A military plane has gone off the runway at Naval Air Station North Island into the San Diego Bay, officials confirmed Friday.
A Navy pilot, flying in a T-45C aircraft, overshot the runway while landing during a training exercise at 2 p.m. (5 p.m. ET) a Navy spokesman said.
The pilot was able to eject from the aircraft before it ran into the water. According to Harbor Police, a civilian boater pulled the crew member out of the water.
After being evaluated at UC San Diego Medical Center, the pilot was released and is in stable condition, Navy officials said. When a pilot ejects from a plane, Lt. Reagan Lauritzen told NBC 7 that he or she must have more thorough medical evaluations than a standard checkup.
According to Naval Air Forces, the pilot was training to undergo aircraft carrier landing qualifications before the crash.
The T-45C plane, assigned to Training Squadron 9 in Mississippi, is a two-seat jet used specifically for Navy training. The $17 million aircraft is made by Boeing and BAE Systems, according to a Naval technology website.

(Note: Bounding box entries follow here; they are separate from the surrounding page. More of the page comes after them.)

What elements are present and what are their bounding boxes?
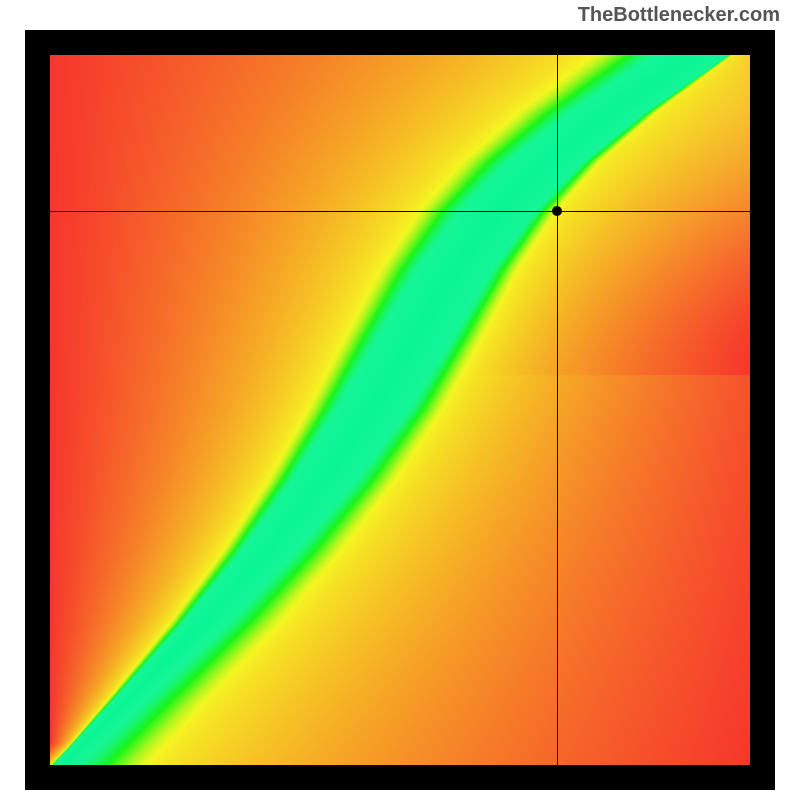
crosshair-vertical <box>557 55 558 765</box>
plot-area <box>50 55 750 765</box>
root: TheBottlenecker.com <box>0 0 800 800</box>
crosshair-horizontal <box>50 211 750 212</box>
heatmap-canvas <box>50 55 750 765</box>
crosshair-marker <box>552 206 562 216</box>
watermark-text: TheBottlenecker.com <box>578 4 780 27</box>
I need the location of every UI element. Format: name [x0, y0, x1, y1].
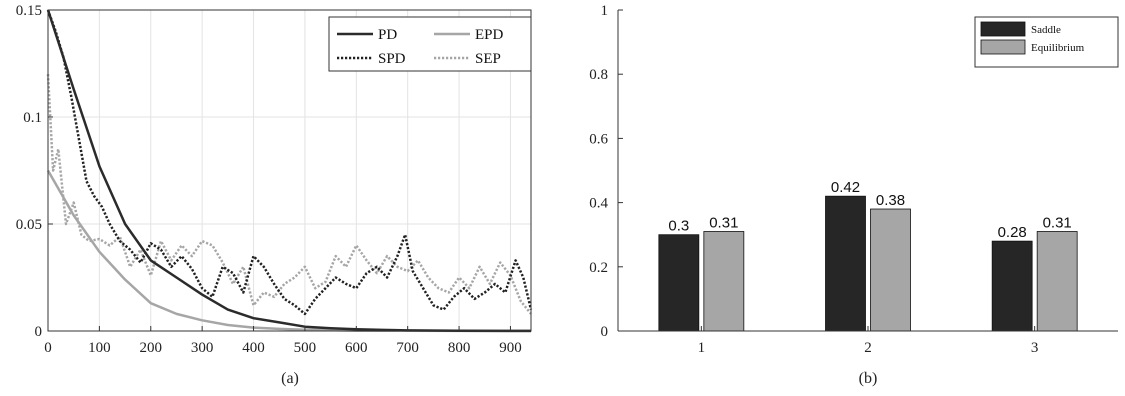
y-tick-label: 0 — [601, 324, 609, 340]
legend-swatch — [980, 39, 1026, 55]
legend-label: SEP — [475, 51, 501, 67]
bar-value-label: 0.31 — [1043, 214, 1072, 231]
legend-label: EPD — [475, 27, 504, 43]
legend: Saddle Equilibrium — [974, 16, 1119, 68]
x-tick-label: 600 — [345, 340, 368, 356]
series-line-pd — [46, 9, 531, 333]
x-tick-label: 200 — [140, 340, 163, 356]
bar-value-label: 0.28 — [998, 224, 1027, 241]
series-line-sep — [46, 74, 532, 315]
bar-equilibrium — [870, 208, 911, 332]
legend: PD EPD SPD SEP — [328, 16, 532, 72]
tick-labels: 0 100 200 300 400 500 600 700 800 900 0 0.05 0.1 0.15 — [16, 3, 522, 356]
panel-caption: (a) — [281, 370, 299, 387]
y-tick-label: 0.1 — [23, 110, 42, 126]
y-tick-label: 1 — [601, 3, 609, 19]
legend-label: Equilibrium — [1031, 42, 1085, 54]
y-tick-label: 0.05 — [16, 217, 42, 233]
legend-label: PD — [378, 27, 397, 43]
series-line-epd — [46, 169, 531, 333]
x-tick-label: 3 — [1031, 340, 1039, 356]
x-tick-label: 1 — [698, 340, 706, 356]
bar-equilibrium — [1036, 231, 1078, 332]
x-tick-label: 300 — [191, 340, 214, 356]
bars-group — [658, 195, 1078, 332]
panel-caption: (b) — [859, 370, 878, 387]
data-labels: 0.3 0.31 0.42 0.38 0.28 0.31 — [668, 179, 1071, 241]
bar-value-label: 0.42 — [831, 179, 860, 196]
bar-saddle — [658, 234, 700, 332]
tick-labels: 0 0.2 0.4 0.6 0.8 1 1 2 3 — [589, 3, 1038, 356]
y-tick-label: 0.8 — [589, 67, 608, 83]
y-tick-label: 0 — [35, 324, 43, 340]
x-tick-label: 2 — [864, 340, 872, 356]
plot-frame — [47, 9, 532, 332]
line-chart-panel: 0 100 200 300 400 500 600 700 800 900 0 0.05 0.1 0.15… — [16, 3, 533, 387]
bar-equilibrium — [703, 231, 745, 332]
bar-value-label: 0.3 — [668, 218, 689, 235]
bar-saddle — [991, 240, 1033, 332]
y-tick-label: 0.4 — [589, 196, 608, 212]
y-tick-label: 0.2 — [589, 260, 608, 276]
legend-box — [328, 16, 532, 72]
x-tick-label: 500 — [294, 340, 317, 356]
bar-value-label: 0.31 — [709, 214, 738, 231]
x-tick-label: 0 — [44, 340, 52, 356]
bar-value-label: 0.38 — [876, 192, 905, 209]
y-tick-label: 0.6 — [589, 131, 608, 147]
legend-label: Saddle — [1031, 24, 1061, 36]
y-tick-label: 0.15 — [16, 3, 42, 19]
x-tick-label: 400 — [242, 340, 265, 356]
x-tick-label: 900 — [499, 340, 522, 356]
legend-swatch — [980, 21, 1026, 37]
x-tick-label: 100 — [88, 340, 111, 356]
x-tick-label: 800 — [448, 340, 471, 356]
bar-saddle — [825, 195, 866, 332]
x-tick-label: 700 — [396, 340, 419, 356]
bar-chart-panel: 00.20.40.60.811 2 3 0.3 0.310.420.380.280.3… — [589, 3, 1119, 387]
legend-label: SPD — [378, 51, 406, 67]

The incident happened off the Coronado base's runway 29, near downtown San Diego. For hours, the aircraft sat floating in shallow water against a sea wall.
By Friday evening, crews stationed a crane on the shore and hooked lines underneath the submerged aircraft. They were able to hoist it onto land as night started to fall.
While most of the plane appears intact, the canopy did fly off.
The crash grabbed witness Sean Brady's attention when he heard a large boom.
"So we came around the corner and looked outside and I saw a parachute landing in the water," he said.
His first thoughts went to the pilot. "It was good to see the parachute, and you're just hoping he's OK," said Brady.
The Naval Air Forces said a safety investigation has been launched to find out why the pilot went off the runway.
In 2004, the base experienced a similar crash when an F-18 pilot was unable to stop the jet and rolled it past the airfield, into the bay. According to the U-T San Diego, the pilot was pulled from the water unhurt.